Poi qualche piccolo accorgimento collaterale, come riporre in panchina Lozano e sguinzagliare Politano, che contro il Milan è spesso stato velenoso (più a San Siro che in casa, in verità); oppure lasciare a riposo Mario Rui, sempre emotivamente borderline, e preferirgli Olivera, che ha anche qualche cartuccia in più sulle palle alte. Ndombele e Juan Jesus in fase di contenimento saranno due incognite grosse così, ma chi è causa del suo mal pianga sé stesso. Tutt’altro che secondario il fattore ambientale: ma, posto che si tratta di questioni più aspre e delicate di una semplice faccenda di campo, dovrà pensarci la squadra a infuocare un Maradona vero assente ingiustificato di Napoli-Milan di due settimane fa.

 

Cosa deve fare l’Inter

 

I bravi opinionisti sono concordi: l'Inter non dovrà cullarsi sui due gol di margine ma scendere in campo con l’idea di dover vincere. Seh, buonanotte: il vantaggio da amministrare è un terreno troppo allettante e familiare per far cambiare pelle a Inzaghi, che del resto già a Porto aveva difeso benissimo, almeno fino al 91’, l’1-0 di San Siro. La rosa (che recupera Calhanoglu) ha comunque sufficiente pelo sullo stomaco per gestire, gestire e ancora gestire, nella miglior tradizione della ragioneria italiana. Le insidie saranno soprattutto psicologiche: il classico Benfica che “non avrà niente da perdere”, con meno pressione di quella che aveva martedì, potrebbe tuttavia essere in grado prima o poi di insinuarsi nell’iper-munita difesa a cinque interista, guidata da quell’Onana che nel 2022, da portiere dell'Ajax, ebbe sulla coscienza proprio un’eliminazione contro il Benfica.

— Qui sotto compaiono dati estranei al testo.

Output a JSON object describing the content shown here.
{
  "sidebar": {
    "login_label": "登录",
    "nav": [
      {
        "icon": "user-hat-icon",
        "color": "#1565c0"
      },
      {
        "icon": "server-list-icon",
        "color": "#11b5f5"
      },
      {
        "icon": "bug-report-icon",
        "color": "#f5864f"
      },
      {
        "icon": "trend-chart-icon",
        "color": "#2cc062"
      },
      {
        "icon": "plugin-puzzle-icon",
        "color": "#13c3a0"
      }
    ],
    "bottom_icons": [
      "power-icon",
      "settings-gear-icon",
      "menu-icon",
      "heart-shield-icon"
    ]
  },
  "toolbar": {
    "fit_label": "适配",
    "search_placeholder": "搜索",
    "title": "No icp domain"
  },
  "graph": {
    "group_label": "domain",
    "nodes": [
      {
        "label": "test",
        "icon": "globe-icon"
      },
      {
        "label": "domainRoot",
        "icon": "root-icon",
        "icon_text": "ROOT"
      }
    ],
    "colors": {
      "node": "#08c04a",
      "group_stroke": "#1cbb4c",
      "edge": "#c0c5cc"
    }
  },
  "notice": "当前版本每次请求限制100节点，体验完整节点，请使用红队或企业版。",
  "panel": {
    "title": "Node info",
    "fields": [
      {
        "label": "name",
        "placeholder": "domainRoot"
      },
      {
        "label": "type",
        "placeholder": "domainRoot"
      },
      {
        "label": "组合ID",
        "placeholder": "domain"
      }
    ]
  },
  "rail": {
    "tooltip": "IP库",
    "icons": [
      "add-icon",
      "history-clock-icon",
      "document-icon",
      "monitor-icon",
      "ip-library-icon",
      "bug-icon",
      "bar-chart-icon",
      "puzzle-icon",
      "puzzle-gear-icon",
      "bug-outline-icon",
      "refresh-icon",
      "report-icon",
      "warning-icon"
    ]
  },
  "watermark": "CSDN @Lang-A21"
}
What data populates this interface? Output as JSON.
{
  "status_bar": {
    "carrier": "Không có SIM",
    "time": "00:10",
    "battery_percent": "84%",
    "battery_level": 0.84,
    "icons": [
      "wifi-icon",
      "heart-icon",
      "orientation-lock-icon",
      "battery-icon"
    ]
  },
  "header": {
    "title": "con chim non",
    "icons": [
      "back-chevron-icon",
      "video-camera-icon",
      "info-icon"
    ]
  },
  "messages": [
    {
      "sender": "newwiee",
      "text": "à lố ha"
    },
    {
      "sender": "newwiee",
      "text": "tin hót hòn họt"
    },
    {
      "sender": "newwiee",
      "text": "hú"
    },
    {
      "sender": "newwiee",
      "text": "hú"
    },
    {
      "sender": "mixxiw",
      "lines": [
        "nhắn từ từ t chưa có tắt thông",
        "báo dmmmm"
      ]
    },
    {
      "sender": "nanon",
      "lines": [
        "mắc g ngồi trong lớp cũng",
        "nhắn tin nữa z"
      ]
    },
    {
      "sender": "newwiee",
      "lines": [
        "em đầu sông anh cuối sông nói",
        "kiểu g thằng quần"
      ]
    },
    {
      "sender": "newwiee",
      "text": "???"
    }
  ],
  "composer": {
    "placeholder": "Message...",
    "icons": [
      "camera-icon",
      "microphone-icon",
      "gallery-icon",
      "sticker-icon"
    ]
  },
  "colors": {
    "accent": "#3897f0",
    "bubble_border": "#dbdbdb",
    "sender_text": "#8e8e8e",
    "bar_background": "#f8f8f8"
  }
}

Poi c’è la questione diffidati: quanti dei vari Dimarco, Bastoni, Dzeko e Lautaro verranno risparmiati da Inzaghi, da sempre ossessionato dalla minaccia gialla? Nell’ipotesi di un lungo count-down fino al 90esimo (da due mesi l’Inter fatica a chiudere le partite) San Siro dovrà aiutare la squadra a tenere la guardia altissima, con un ulteriore fattore di stimolo: la certezza di conoscere già il nome dell’eventuale avversaria in semifinale, con tutto il carico di ansie ulteriori soprattutto nel caso che la sfidante abitasse nella stessa città.